Nicely put, the South African English curriculum for grade 5 is absolutely unrealistic for rural kids and is a load of eloquently written and presented nonsense.
Instead of sticking to the books, I created a class story for my English class. The kids get two different stories each week that build upon each other. Each story is simply written and has bolded vocabulary or a punctuation concept. My main goal for this ongoing story is to help the kids who can barely read, read a little better, and the kids who can read, critically think. I debated about going on with the story because some of my smart kids finish the work so quickly, but whatever, I’m all in now.

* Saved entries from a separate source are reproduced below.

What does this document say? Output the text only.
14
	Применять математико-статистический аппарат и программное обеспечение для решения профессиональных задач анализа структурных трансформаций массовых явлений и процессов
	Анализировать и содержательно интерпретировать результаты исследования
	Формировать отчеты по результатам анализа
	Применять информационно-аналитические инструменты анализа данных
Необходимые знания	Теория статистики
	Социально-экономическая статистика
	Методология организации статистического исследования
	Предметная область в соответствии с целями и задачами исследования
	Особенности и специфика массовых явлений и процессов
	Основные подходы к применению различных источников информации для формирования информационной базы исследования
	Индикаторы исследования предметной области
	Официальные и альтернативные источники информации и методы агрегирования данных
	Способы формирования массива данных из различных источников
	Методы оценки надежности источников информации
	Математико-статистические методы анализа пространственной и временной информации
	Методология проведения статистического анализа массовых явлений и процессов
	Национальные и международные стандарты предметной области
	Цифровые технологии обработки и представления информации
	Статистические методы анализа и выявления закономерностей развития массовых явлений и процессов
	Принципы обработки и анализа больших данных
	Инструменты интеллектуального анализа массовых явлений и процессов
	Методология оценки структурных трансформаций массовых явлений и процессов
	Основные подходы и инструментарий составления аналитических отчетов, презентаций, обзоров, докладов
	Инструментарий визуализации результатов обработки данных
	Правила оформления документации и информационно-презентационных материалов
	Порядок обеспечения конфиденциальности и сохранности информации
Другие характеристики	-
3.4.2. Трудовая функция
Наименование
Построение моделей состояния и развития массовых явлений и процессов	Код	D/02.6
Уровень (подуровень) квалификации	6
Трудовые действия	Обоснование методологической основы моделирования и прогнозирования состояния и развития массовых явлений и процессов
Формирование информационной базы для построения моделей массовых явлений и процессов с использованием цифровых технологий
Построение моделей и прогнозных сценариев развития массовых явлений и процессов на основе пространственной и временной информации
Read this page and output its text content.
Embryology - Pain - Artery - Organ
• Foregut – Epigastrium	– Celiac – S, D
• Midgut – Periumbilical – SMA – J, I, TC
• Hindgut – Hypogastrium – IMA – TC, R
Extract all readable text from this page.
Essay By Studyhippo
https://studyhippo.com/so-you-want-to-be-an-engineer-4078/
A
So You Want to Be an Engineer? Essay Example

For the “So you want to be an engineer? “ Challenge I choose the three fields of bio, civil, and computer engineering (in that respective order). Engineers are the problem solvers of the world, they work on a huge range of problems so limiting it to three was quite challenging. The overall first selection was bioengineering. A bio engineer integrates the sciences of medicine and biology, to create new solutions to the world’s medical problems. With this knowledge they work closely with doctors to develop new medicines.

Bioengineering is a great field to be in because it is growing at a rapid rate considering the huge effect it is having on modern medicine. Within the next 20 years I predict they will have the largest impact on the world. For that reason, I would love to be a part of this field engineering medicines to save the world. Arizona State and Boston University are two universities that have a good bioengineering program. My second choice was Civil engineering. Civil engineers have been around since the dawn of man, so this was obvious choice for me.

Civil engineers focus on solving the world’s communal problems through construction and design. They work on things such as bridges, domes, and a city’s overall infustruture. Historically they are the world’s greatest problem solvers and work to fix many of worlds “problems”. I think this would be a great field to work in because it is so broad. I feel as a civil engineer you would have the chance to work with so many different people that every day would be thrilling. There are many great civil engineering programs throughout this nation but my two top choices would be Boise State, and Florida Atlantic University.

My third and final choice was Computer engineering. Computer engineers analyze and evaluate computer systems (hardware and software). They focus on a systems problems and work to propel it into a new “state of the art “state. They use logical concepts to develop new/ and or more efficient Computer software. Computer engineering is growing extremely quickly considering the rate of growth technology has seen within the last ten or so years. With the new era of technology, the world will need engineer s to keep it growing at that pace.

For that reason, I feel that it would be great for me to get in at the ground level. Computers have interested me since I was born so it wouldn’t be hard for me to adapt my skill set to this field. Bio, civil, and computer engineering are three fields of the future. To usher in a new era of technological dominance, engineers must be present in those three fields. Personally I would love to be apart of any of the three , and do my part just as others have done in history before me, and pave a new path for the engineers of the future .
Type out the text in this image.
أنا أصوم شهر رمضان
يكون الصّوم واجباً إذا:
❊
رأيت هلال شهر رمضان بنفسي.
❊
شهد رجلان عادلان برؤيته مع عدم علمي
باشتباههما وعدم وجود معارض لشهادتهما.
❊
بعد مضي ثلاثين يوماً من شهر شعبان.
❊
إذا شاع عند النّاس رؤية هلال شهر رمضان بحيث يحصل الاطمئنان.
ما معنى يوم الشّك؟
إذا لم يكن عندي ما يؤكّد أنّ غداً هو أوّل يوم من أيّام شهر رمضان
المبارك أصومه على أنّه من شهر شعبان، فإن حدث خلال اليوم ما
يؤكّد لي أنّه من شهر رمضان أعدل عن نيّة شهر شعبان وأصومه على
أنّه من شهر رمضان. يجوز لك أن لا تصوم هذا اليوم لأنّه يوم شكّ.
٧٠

A short summary: The class story is about a boy named Umhaha (greed in Zulu according to my Zulu book). The boy lives in a village and is bored with his life; all he wants to do is travel the world and see different things. He walks to a birthday party with his best friend Thobile (humble in Zulu) and gets cornered by a talking horse, Amandla (power in Zulu). Amandla gives him them the option to each make three wishes. Thobile doesn’t think it’s a good idea because he thought the horse was lying, so he leaves Umhaha and goes to the birthday party. Umhaha, however, decides to make three wishes. The next time he meets Amandla the Horse, thinking that he can make his first wish, Amandla tells him he must complete a task first and will know if he doesn’t because he’s magical and can see everything. Umhaha then realizes that Amandla is pretty powerful horse and could maybe do harm. The task Amandla has Umhaha complete is ridiculous stuff – like steal his sister’s sweater and put it on a goat. After he completed the task, he finally got to make his first wish, which was to travel to other countries. As soon as he made the wish, he and Amandla ended up on a beach in Mozambique.

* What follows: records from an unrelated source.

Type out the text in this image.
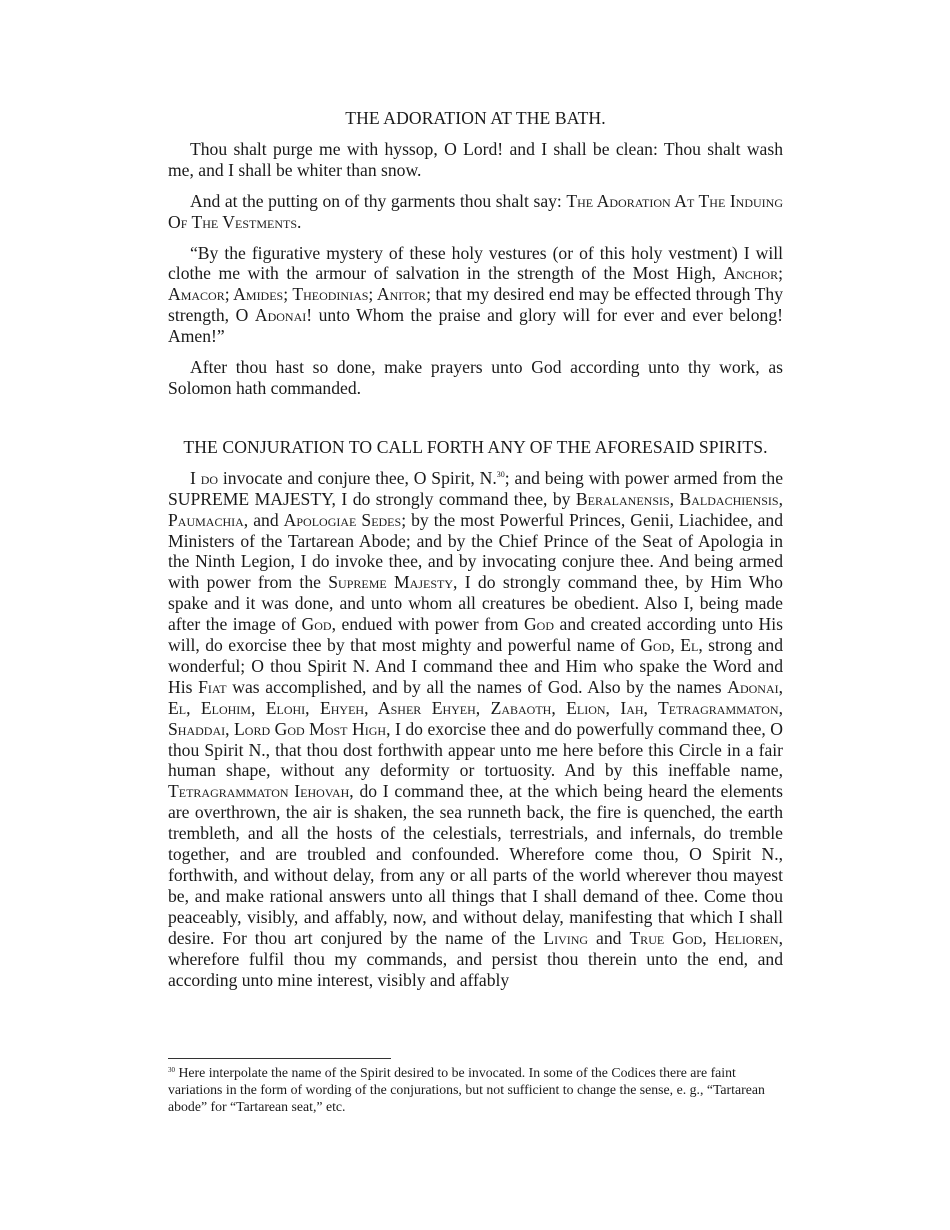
THE ADORATION AT THE BATH.

Thou shalt purge me with hyssop, O Lord! and I shall be clean: Thou shalt wash me, and I shall be whiter than snow.

And at the putting on of thy garments thou shalt say: The Adoration At The Induing Of The Vestments.

“By the figurative mystery of these holy vestures (or of this holy vestment) I will clothe me with the armour of salvation in the strength of the Most High, Anchor; Amacor; Amides; Theodinias; Anitor; that my desired end may be effected through Thy strength, O Adonai! unto Whom the praise and glory will for ever and ever belong! Amen!”

After thou hast so done, make prayers unto God according unto thy work, as Solomon hath commanded.

THE CONJURATION TO CALL FORTH ANY OF THE AFORESAID SPIRITS.

I do invocate and conjure thee, O Spirit, N.$^{30}$; and being with power armed from the SUPREME MAJESTY, I do strongly command thee, by Beralanensis, Baldachiensis, Paumachia, and Apologiae Sedes; by the most Powerful Princes, Genii, Liachidee, and Ministers of the Tartarean Abode; and by the Chief Prince of the Seat of Apologia in the Ninth Legion, I do invoke thee, and by invocating conjure thee. And being armed with power from the Supreme Majesty, I do strongly command thee, by Him Who spake and it was done, and unto whom all creatures be obedient. Also I, being made after the image of God, endued with power from God and created according unto His will, do exorcise thee by that most mighty and powerful name of God, El, strong and wonderful; O thou Spirit N. And I command thee and Him who spake the Word and His Fiat was accomplished, and by all the names of God. Also by the names Adonai, El, Elohim, Elohi, Ehyeh, Asher Ehyeh, Zabaoth, Elion, Iah, Tetragrammaton, Shaddai, Lord God Most High, I do exorcise thee and do powerfully command thee, O thou Spirit N., that thou dost forthwith appear unto me here before this Circle in a fair human shape, without any deformity or tortuosity. And by this ineffable name, Tetragrammaton Iehovah, do I command thee, at the which being heard the elements are overthrown, the air is shaken, the sea runneth back, the fire is quenched, the earth trembleth, and all the hosts of the celestials, terrestrials, and infernals, do tremble together, and are troubled and confounded. Wherefore come thou, O Spirit N., forthwith, and without delay, from any or all parts of the world wherever thou mayest be, and make rational answers unto all things that I shall demand of thee. Come thou peaceably, visibly, and affably, now, and without delay, manifesting that which I shall desire. For thou art conjured by the name of the Living and True God, Helioren, wherefore fulfil thou my commands, and persist thou therein unto the end, and according unto mine interest, visibly and affably

$^{30}$ Here interpolate the name of the Spirit desired to be invocated. In some of the Codices there are faint variations in the form of wording of the conjurations, but not sufficient to change the sense, e. g., “Tartarean abode” for “Tartarean seat,” etc.
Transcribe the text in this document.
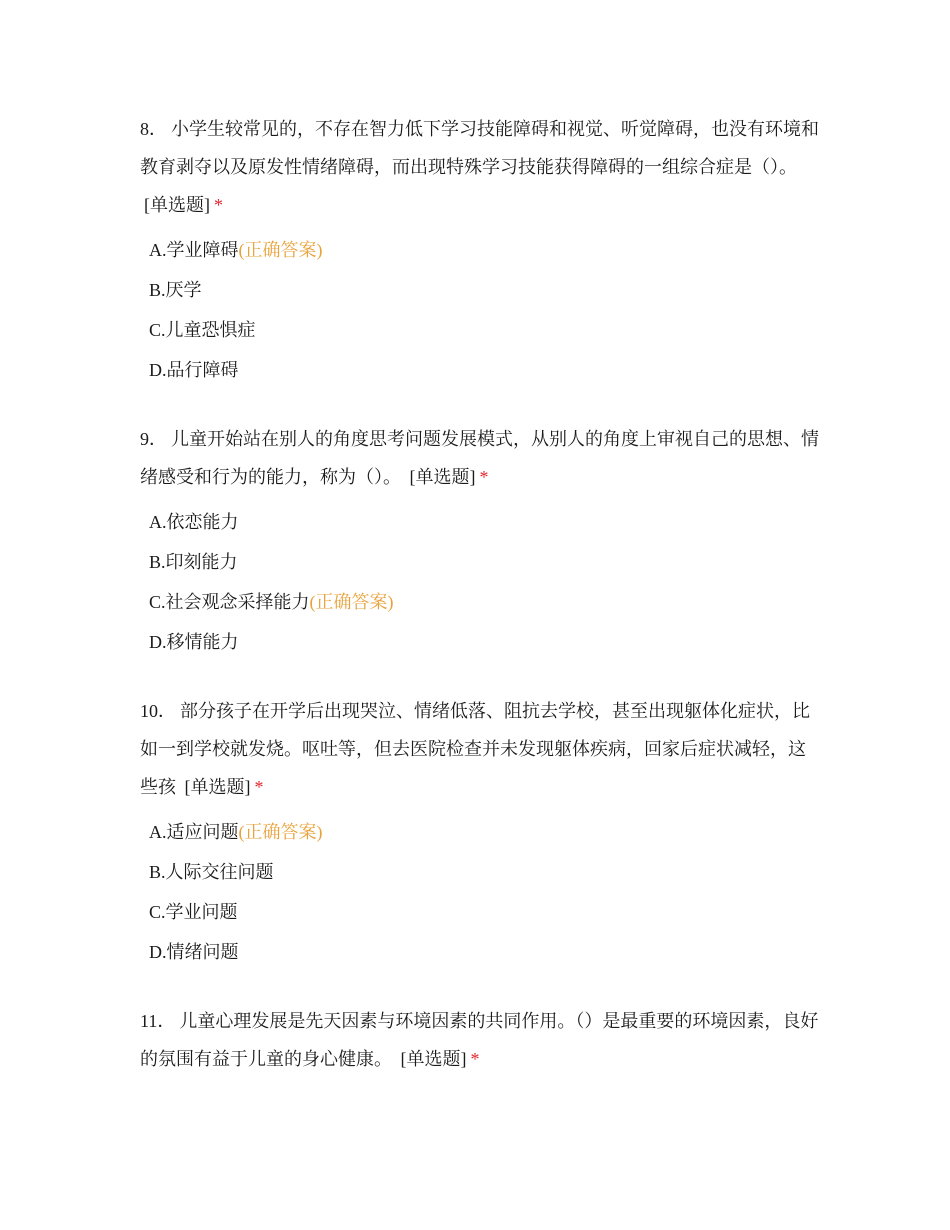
8． 小学生较常见的，不存在智力低下学习技能障碍和视觉、听觉障碍，也没有环境和教育剥夺以及原发性情绪障碍，而出现特殊学习技能获得障碍的一组综合症是（）。 [单选题] *

A.学业障碍(正确答案)
B.厌学
C.儿童恐惧症
D.品行障碍

9． 儿童开始站在别人的角度思考问题发展模式，从别人的角度上审视自己的思想、情绪感受和行为的能力，称为（）。 [单选题] *

A.依恋能力
B.印刻能力
C.社会观念采择能力(正确答案)
D.移情能力

10． 部分孩子在开学后出现哭泣、情绪低落、阻抗去学校，甚至出现躯体化症状，比如一到学校就发烧。呕吐等，但去医院检查并未发现躯体疾病，回家后症状减轻，这些孩 [单选题] *

A.适应问题(正确答案)
B.人际交往问题
C.学业问题
D.情绪问题

11． 儿童心理发展是先天因素与环境因素的共同作用。（）是最重要的环境因素，良好的氛围有益于儿童的身心健康。 [单选题] *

That’s as far as the story has gone so far: All I know is he is going to travel all over the world and have an adventure in each country –whether that is running into trouble, trying new food, seeing a new part of a culture, whatever. Then, I’ll show the kids on the world map mural at my school where he is in the world. If the kids are good (unlikely), maybe I’ll make guacamole during avocado season and Umhaha travels to Mexico.

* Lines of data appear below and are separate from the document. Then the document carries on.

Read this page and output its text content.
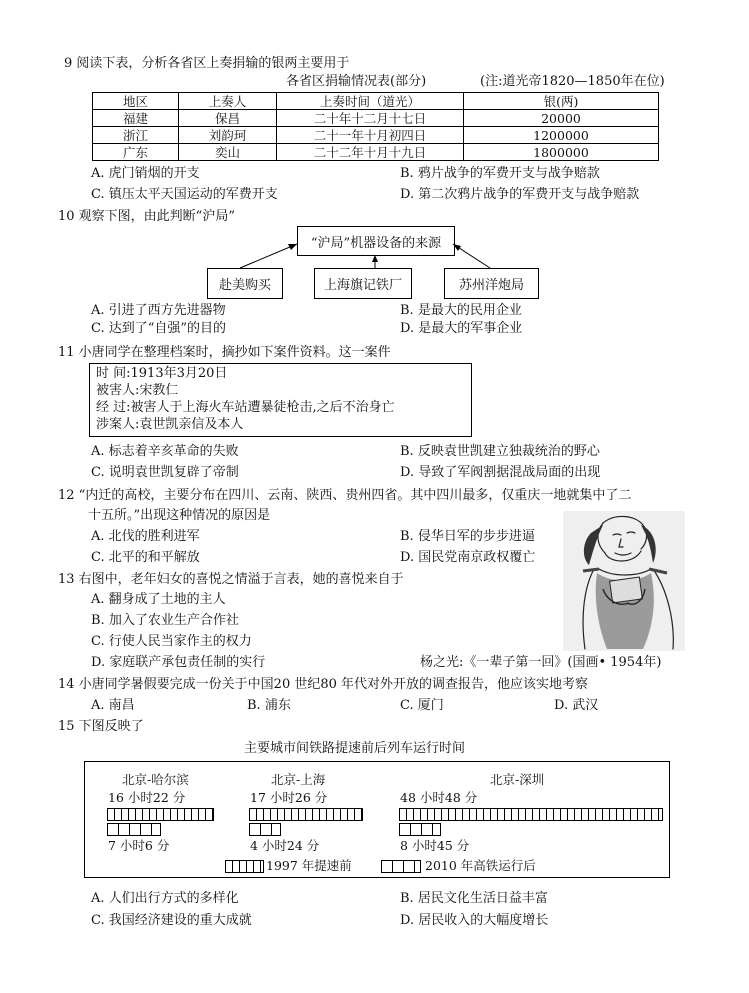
9 阅读下表，分析各省区上奏捐输的银两主要用于
各省区捐输情况表(部分)	(注:道光帝1820—1850年在位)
地区	上奏人	上奏时间（道光）	银(两)
福建	保昌	二十年十二月十七日	20000
浙江	刘韵珂	二十一年十月初四日	1200000
广东	奕山	二十二年十月十九日	1800000
A. 虎门销烟的开支	B. 鸦片战争的军费开支与战争赔款
C. 镇压太平天国运动的军费开支	D. 第二次鸦片战争的军费开支与战争赔款
10 观察下图，由此判断“沪局”
“沪局”机器设备的来源
赴美购买	上海旗记铁厂	苏州洋炮局
A. 引进了西方先进器物	B. 是最大的民用企业
C. 达到了“自强”的目的	D. 是最大的军事企业
11 小唐同学在整理档案时，摘抄如下案件资料。这一案件
时 间:1913年3月20日
被害人:宋教仁
经 过:被害人于上海火车站遭暴徒枪击,之后不治身亡
涉案人:袁世凯亲信及本人
A. 标志着辛亥革命的失败	B. 反映袁世凯建立独裁统治的野心
C. 说明袁世凯复辟了帝制	D. 导致了军阀割据混战局面的出现
12 “内迁的高校，主要分布在四川、云南、陕西、贵州四省。其中四川最多，仅重庆一地就集中了二
十五所。”出现这种情况的原因是
A. 北伐的胜利进军	B. 侵华日军的步步进逼
C. 北平的和平解放	D. 国民党南京政权覆亡
13 右图中，老年妇女的喜悦之情溢于言表，她的喜悦来自于
A. 翻身成了土地的主人
B. 加入了农业生产合作社
C. 行使人民当家作主的权力
D. 家庭联产承包责任制的实行	杨之光:《一辈子第一回》(国画• 1954年)
14 小唐同学暑假要完成一份关于中国20 世纪80 年代对外开放的调查报告，他应该实地考察
A. 南昌	B. 浦东	C. 厦门	D. 武汉
15 下图反映了
主要城市间铁路提速前后列车运行时间
北京-哈尔滨
16 小时22 分
7 小时6 分
北京-上海
17 小时26 分
4 小时24 分
北京-深圳
48 小时48 分
8 小时45 分
1997 年提速前	2010 年高铁运行后
A. 人们出行方式的多样化	B. 居民文化生活日益丰富
C. 我国经济建设的重大成就	D. 居民收入的大幅度增长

I ask the kids questions that evaluate Umhaha’s decisions and what they would do if they were in similar situations. Then (starting this term) I will have them draw pictures of the sequence events in the stories each Friday. Critical thinking and comprehension points! I asked some of the kids last term if they thought Amandla was a good or bad character and some actually said a bad character because he told Umhaha to steal. I was STOKED! Then, there are the kids who copy word-for-word things out of the story to answer questions…a helpless battle so far.
Alright, I may be creative, but I also get writers block more than often. That’s where YOU come in!
Where do you think Umhaha should travel? What kind of trouble do you think he should run into? Why? What lessons will he learn? What should be the major lesson he should learn? What other two wishes should he make? Should Amandla end up being a good character or continue to be a manipulative character? How should the story end?
Got ideas? I have some, but am looking for more. It would be pretty awesome to use outside suggestions. E-mail: Lizinservice at gmail dot com or comment away.
Term Two starts tomorrow. Not in the slightest ready, but it can only get easier from Term One, right? Currently dealing with severe-post-vacation-village-shock.